Moi, je sentais mon amour grandir à chaque instant. Finalement, papa a réussi à coucher le poteau et à le déloger du sol. Ensuite il a viré le sens interdit qui était fixé dessus. Il est ensuite revenu vers moi avec ce tube de fer dans les mains. Et mon pauvre vieux, il avait l’air claqué. « C EST LAQUELLE NOTRE BAGNOLE MASTURBIN ? J Y VOIS PLUS RIEN PUTAIN… J AI TROP FORCE. JE CROIS QUE JE ME SUIS CHIE DESSUS ». Je l’ai pris par la main et je l’ai emmené à côté de notre Seat Ibiza verte et j’ai dit « Celle-là, papa ». « Ok, recule » il a dit. Alors ce qu’il a fait, c’est qu’il a défoncé le pare-brise de notre automobile à grands coups de barre de fer. BAM. BAM. BAM. Il avait perdu la vue mais il lui restait encore un peu d’énergie. Je continuais à me dire « Non mais c’est qui ce mec ? Il est beaucoup trop beau pour être vrai, je vais te les apprendre, maintenant, mes saloperies de table de multiplication, et qu’on me coupe la bite si je ne sais pas combien font 6 fois 7 avant la fin de la semaine ! Car j’ai envie de le rendre fier, ce mec ! ». Une fois que le pare-brise de notre Seat fut complètement détruit, papa m’a tendu son portable et il a dit « Maintenant, appelle ces enculés de chez Carglass. C’est dans mon répertoire… »
OK, de plus en plus chelou le délire, mais franchement, tout ce que tu voudras.
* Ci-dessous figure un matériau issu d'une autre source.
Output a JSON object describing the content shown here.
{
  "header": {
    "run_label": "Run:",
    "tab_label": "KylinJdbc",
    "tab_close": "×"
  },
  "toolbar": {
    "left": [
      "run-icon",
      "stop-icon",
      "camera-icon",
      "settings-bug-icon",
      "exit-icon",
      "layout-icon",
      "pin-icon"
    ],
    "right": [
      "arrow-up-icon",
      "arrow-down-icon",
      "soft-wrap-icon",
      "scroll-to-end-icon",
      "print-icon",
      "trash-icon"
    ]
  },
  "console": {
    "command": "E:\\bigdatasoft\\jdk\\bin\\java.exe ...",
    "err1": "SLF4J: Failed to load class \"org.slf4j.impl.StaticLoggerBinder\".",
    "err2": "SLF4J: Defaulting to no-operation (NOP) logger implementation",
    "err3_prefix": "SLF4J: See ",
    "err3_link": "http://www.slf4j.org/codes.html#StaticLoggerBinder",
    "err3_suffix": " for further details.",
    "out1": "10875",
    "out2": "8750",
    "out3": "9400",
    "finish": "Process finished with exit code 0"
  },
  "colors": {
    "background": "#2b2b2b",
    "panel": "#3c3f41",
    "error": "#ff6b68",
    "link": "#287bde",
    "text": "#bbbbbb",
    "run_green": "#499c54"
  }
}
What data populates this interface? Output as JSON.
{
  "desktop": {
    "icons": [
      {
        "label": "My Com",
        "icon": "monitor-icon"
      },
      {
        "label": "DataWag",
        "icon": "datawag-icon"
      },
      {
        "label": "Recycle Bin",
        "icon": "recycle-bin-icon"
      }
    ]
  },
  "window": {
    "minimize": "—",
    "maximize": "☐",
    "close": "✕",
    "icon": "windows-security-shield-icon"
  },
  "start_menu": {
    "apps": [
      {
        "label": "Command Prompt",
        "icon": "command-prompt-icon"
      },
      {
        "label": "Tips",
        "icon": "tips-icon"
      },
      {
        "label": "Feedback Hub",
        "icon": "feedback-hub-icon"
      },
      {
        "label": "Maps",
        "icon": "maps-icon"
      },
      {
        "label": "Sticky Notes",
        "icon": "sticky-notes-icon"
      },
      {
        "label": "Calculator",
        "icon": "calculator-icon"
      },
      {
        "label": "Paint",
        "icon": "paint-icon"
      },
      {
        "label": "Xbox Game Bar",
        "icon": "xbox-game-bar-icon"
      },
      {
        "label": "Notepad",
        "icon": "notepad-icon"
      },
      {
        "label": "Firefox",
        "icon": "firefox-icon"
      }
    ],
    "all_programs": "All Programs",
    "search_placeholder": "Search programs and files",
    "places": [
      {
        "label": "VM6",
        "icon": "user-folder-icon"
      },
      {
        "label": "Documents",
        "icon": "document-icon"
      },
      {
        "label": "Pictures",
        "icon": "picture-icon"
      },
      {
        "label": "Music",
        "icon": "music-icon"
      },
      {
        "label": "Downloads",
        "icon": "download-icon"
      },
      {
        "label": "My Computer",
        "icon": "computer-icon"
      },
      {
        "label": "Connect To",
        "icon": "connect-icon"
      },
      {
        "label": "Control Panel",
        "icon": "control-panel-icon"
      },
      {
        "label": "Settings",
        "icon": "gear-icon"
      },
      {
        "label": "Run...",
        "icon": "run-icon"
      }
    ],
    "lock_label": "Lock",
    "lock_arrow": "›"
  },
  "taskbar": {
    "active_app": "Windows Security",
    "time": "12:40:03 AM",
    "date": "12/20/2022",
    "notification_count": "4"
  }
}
J’ai appelé et une fille a fini par me dire qu’un technicien interviendrait dans quelques minutes.
Nous avons attendu un temps interminable. « Au fait, tu fumes ? » m’a demandé mon père, en me tendant son tabac à rouler, tandis que nous étions assis à nous les geler sur le trottoir.
Le technicien est arrivé avec sa petite camionnette Carglass et son petit uniforme Carglass et sa petite boite à outils Carglass et sa politique d’entreprise et ses certitudes et son CDI et sa démarche de mec qui sait où il va dans ce monde d’éclats sur le pare-brise de la taille d’une pièce de deux euros. Mais il a quand même eu un mouvement de recul quand il nous a vus, papa et moi, assis près de la bagnole.
- C’est vous qui avez appelé pour une intervention ? il a demandé
- C’est nous, a répondu mon père.
- Qu’est-ce qu’il s’est passé, vous vous êtes mangé un sanglier ou quoi ?
- Non, c’était du poisson.
- Du poisson ?
- Oui. On était en train de manger du poisson. Juste du poisson.
- Mais la bagnole ? Qu’est-ce qui ?
- Qu’est-ce qui qu’est-ce qui, ferme plutôt ta sale gueule et écoute-moi. On était en train de manger en famille, bien tranquillement, avec ma femme et mon gosse, ici présent. Masturbin, dis bonjour au Monsieur.
- Bonjour, Monsieur.
- Alors voilà… On déjeunait en famille, sans rien demander à personne, bien gentiment, et on écoutait la radio…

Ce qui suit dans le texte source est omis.